Friday, May 3, 2019

the Silent Retreat

I've always thought it would be a great experience to go to one of those 'Silent Retreats'.
A place to ponder in silence the wonder of life, my journey, and to hear the still small voice.
God had other plans.

18 months ago I was on my 'last' group coaching call when I knew I was dying. I hung up the phone and collapsed. If you've read my Angel post, you know what happened next. Since that day I have silently watched as it appeared that my life as I'd known it was being erased. There was nothing to say and nothing I could do. I was taken hostage by the system that told me I was disabled and would never work again. I had to face a life of dependence, limitation, and uselessness. In the measure of a lifetime, 18 months is not very long. When one is waiting for someone else to determine the rest of your life, it's an eternity.

I had to let go of my dreams, my ambition, my identity. I waited in the silence. I could not believe that that was God's plan for me, but I had to go through the process. Finally this past month I was notified that my application (and numerous appeals) have been denied. It was so strange to be furious with the 'system' that runs amok in it's own power, and yet so relieved. I believe that God ultimately made the decision. Too many people have been praying for me to believe otherwise.

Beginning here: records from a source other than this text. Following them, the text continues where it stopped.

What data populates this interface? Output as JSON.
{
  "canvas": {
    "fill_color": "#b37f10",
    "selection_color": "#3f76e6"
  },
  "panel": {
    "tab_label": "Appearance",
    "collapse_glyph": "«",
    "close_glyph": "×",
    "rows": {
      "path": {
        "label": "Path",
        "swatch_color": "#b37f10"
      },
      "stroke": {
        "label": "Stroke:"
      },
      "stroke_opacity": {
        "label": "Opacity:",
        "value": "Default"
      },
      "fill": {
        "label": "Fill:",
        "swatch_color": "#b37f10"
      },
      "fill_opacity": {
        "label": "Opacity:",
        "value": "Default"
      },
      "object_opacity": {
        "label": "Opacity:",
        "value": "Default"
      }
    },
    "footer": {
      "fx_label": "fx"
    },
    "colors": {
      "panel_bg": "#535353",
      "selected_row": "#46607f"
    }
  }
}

So here I am surrounded by my angel feathers, having let go of everything, starting all over again.
I get to choose who I want to be now. I'm not sure yet exactly what doors will open. I do know I have a message and a gift. And I've been given another chance to create a future that is productive and abundant.





I am here. I am back. I am ready to work.

1 comment:

  1. Oh, Paula. You are SUCH a woman of faith. Thanks for putting all that into words. I'm so glad to be walking the way with you. <3 You are always SUCH an inspiration. Love you.